EVERETT — For Aly Raisman, the 2012 Olympic Games were an experience that would be hard to top.
Still, four years later she is willing to try.
The 21-year-old Raisman, in Everett for this weekend’s Pacific Rim Championships, was the captain of the United States women’s gymnastics team at the London Olympics. She not only helped the Americans win the team gold medal, she also won the gold medal in the floor exercise and added a bronze medal on the balance beam, making her the most decorated U.S. gymnast at the Games.
Given her success in London, and likewise given that a woman in her 20s is often on the downside of her gymnastics career, Raisman could easily have opted for a post-Olympics retirement, just as 2012 teammates Jordyn Wieber, Kyla Ross and McKayla Maroney did — all of them younger than Raisman.
But the love of her sport and the lure of another Olympic dream pulled Raisman back, as she explained on Thursday.

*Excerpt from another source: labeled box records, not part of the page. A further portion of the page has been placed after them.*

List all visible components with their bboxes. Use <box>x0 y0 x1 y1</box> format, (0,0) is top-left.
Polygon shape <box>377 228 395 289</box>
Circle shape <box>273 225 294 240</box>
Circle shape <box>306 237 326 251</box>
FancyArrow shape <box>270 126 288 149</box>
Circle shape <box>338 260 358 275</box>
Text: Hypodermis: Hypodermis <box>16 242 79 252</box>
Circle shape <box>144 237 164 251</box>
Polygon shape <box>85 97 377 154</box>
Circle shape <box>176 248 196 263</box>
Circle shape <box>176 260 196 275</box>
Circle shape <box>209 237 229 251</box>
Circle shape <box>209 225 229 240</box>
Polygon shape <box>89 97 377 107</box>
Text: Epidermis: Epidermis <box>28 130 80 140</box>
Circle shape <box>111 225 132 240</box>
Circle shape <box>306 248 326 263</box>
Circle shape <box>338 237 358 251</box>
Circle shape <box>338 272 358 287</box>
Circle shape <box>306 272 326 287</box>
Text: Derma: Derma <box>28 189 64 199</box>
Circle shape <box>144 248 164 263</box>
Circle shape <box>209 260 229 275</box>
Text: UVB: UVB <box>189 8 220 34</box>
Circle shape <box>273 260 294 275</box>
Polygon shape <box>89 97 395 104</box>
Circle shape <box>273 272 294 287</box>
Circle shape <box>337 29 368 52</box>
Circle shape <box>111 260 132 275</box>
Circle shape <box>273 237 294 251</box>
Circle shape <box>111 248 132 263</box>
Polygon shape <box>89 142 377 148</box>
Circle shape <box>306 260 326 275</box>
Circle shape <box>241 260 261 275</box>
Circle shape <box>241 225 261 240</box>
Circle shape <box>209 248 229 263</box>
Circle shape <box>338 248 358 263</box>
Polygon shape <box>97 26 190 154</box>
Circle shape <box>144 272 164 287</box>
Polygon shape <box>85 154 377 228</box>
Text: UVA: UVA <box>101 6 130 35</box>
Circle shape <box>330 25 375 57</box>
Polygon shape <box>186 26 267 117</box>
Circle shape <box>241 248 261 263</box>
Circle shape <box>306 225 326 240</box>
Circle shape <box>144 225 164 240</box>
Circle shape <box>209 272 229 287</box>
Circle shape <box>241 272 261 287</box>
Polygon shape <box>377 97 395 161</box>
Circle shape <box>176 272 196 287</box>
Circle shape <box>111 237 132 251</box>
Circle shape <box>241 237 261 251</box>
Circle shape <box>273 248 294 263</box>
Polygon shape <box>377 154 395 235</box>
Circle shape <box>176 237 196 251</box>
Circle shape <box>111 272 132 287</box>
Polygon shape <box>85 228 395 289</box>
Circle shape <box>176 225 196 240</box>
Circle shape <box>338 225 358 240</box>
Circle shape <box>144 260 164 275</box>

“I always felt like I wasn’t done yet,” she said before a team workout at Xfinity Arena. “I still love gymnastics and I think you should always follow your heart, so I figured why not?”
Raisman, who lives in Needham, Massachusetts, took a year off after the Olympics, “and it was the mental break I needed,” she said. “But after that year I still felt like I wanted to come back. I didn’t want to look back (in later years) and wonder, what if? So I decided to give it another go.”

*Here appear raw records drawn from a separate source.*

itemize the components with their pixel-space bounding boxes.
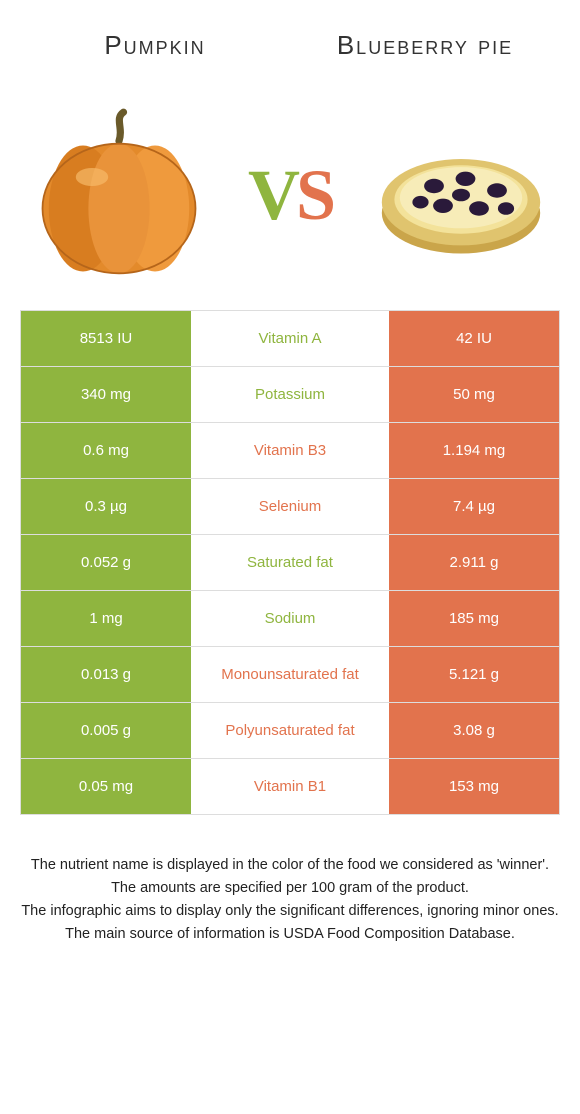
footnote-line: The main source of information is USDA F… [20, 924, 560, 945]
table-row: 1 mgSodium185 mg [21, 591, 559, 647]
nutrient-name-cell: Vitamin B1 [191, 759, 389, 814]
right-food-title: Blueberry pie [290, 30, 560, 61]
nutrient-name-cell: Potassium [191, 367, 389, 422]
left-value-cell: 340 mg [21, 367, 191, 422]
pumpkin-icon [29, 105, 209, 285]
nutrient-name-cell: Vitamin B3 [191, 423, 389, 478]
left-food-title: Pumpkin [20, 30, 290, 61]
footnotes: The nutrient name is displayed in the co… [20, 855, 560, 945]
left-value-cell: 0.013 g [21, 647, 191, 702]
vs-label: VS [248, 154, 332, 237]
table-row: 0.05 mgVitamin B1153 mg [21, 759, 559, 815]
nutrient-name-cell: Polyunsaturated fat [191, 703, 389, 758]
right-value-cell: 5.121 g [389, 647, 559, 702]
left-value-cell: 0.05 mg [21, 759, 191, 814]
pumpkin-image [29, 105, 209, 285]
table-row: 0.013 gMonounsaturated fat5.121 g [21, 647, 559, 703]
right-value-cell: 42 IU [389, 311, 559, 366]
left-value-cell: 0.6 mg [21, 423, 191, 478]
right-value-cell: 153 mg [389, 759, 559, 814]
left-value-cell: 0.005 g [21, 703, 191, 758]
table-row: 0.005 gPolyunsaturated fat3.08 g [21, 703, 559, 759]
pie-icon [371, 105, 551, 285]
left-value-cell: 0.3 µg [21, 479, 191, 534]
left-value-cell: 1 mg [21, 591, 191, 646]
nutrient-name-cell: Monounsaturated fat [191, 647, 389, 702]
right-value-cell: 1.194 mg [389, 423, 559, 478]
nutrient-name-cell: Sodium [191, 591, 389, 646]
comparison-table: 8513 IUVitamin A42 IU340 mgPotassium50 m… [20, 310, 560, 815]
right-value-cell: 50 mg [389, 367, 559, 422]
table-row: 0.6 mgVitamin B31.194 mg [21, 423, 559, 479]
nutrient-name-cell: Vitamin A [191, 311, 389, 366]
header: Pumpkin Blueberry pie [0, 0, 580, 90]
table-row: 0.052 gSaturated fat2.911 g [21, 535, 559, 591]
nutrient-name-cell: Saturated fat [191, 535, 389, 590]
table-row: 0.3 µgSelenium7.4 µg [21, 479, 559, 535]
table-row: 8513 IUVitamin A42 IU [21, 311, 559, 367]
vs-v: V [248, 155, 296, 235]
left-value-cell: 8513 IU [21, 311, 191, 366]
nutrient-name-cell: Selenium [191, 479, 389, 534]
right-value-cell: 2.911 g [389, 535, 559, 590]
vs-s: S [296, 155, 332, 235]
right-value-cell: 3.08 g [389, 703, 559, 758]
right-value-cell: 185 mg [389, 591, 559, 646]
right-value-cell: 7.4 µg [389, 479, 559, 534]
blueberry-pie-image [371, 105, 551, 285]
footnote-line: The nutrient name is displayed in the co… [20, 855, 560, 876]
footnote-line: The infographic aims to display only the… [20, 901, 560, 922]
left-value-cell: 0.052 g [21, 535, 191, 590]
table-row: 340 mgPotassium50 mg [21, 367, 559, 423]
footnote-line: The amounts are specified per 100 gram o… [20, 878, 560, 899]
images-row: VS [0, 90, 580, 300]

Being an Olympian in 2012 and coming home with three medals “was the most amazing experience ever. We all worked so hard and we all were able to come together as a team. And to win the team gold medal with my teammates … words really can’t describe it.”
So she is back and her chances of being a 2016 Olympian are good, though hardly certain. Other top candidates for the five-member Rio de Janeiro team include 2012 Olympic all-around champion Gabby Douglas (she is not in Everett, having been in other recent competitions), three-time defending world all-around champion Simone Biles, and other up-and-coming youngsters.
As Martha Karolyi, coordinator for the U.S. women’s national team, explained on Thursday, “Nobody at this moment is on the team. It’s a very open field. We have a selection process going on (leading up to the U.S. Trials), and then from the Trials the decision will be taken to who will be making the team, five girls and three replacement alternates.”
Raisman and Douglas are both bidding to be the first women named to consecutive U.S. Olympic teams since Amy Chow and Dominique Dawes in 1996 and 2000.
It is, Karolyi said, “not an easy road and very few people are able to repeat two Olympics successfully in a row. But it looks like Aly is an extremely ambitious person. She really loves gymnastics, so she understands very much what it takes to get to the level to make the Olympic team. … She is definitely focused on her training, and I think she has a great chance to be not only on the Olympic team, but to be successful and to repeat some of the results that she had (in London).”
Her personal coach, Mihai Brestyan from Brestyan’s American Gymnastics Club in Burlington, Massachusetts, said the challenge for Raisman is that “she already has a name and everybody wants a piece (of her).” Due to the many distractions “it’s hard for me. … I’ve tried in the three years she’s come back to minimize all that. Before London I protected her. Kind of build a fence (around her) and limit her time. When it’s really necessary you let her go, but other than that you protect her.”
Going forward, he went on, “we have Simone Biles coming up and she’s the best right now, even though we’re trying to catch up with her. But the first goal (for Raisman) is to get back on the team and to support the team the best we can. If it happens that she gets to the finals, then we try to do the best we can and if she can win, that’s great. But the most important thing is to have that team medal. That’s our goal right now.”
And if sheer willpower is worth anything, Raisman is a good bet to be in Rio de Janeiro. Steve Penny, the president/CEO of USA Gymnastics, calls her “one of most determined people I’ve ever met in my entire life. She knows what it takes. And she’s tenacious. I don’t think people really know how tenacious a competitor she is.
“It’s hard for an athlete to do what Aly is doing,” Penny said. “It’s very difficult to hold onto world-class form four years after you did so well at the Olympic Games. But Aly knows exactly what it’s going to take and I’m just so proud of her. She’s been able to get her body back in shape and her head back in shape. She’s entirely committed.”
She is, he added, “just such a special person.”
Raisman, playfully nicknamed “Grandma” by her good friend Biles, has no idea what the coming months will bring. But having experienced one dream in London four years ago, she is willing to imagine a similar dream unfolding this summer.
The chance to do something special in Rio de Janeiro “would obviously be amazing,” she said. “And that’s why I came back to gymnastics. I want to make another Olympic team because there’s really nothing like it. There’s nothing like representing your country.”
Being on the U.S. team again “would mean a lot to me, and that’s obviously why I’m working so hard every day. That’s why we’re all working out so hard. We’re all hoping we can be on that team.”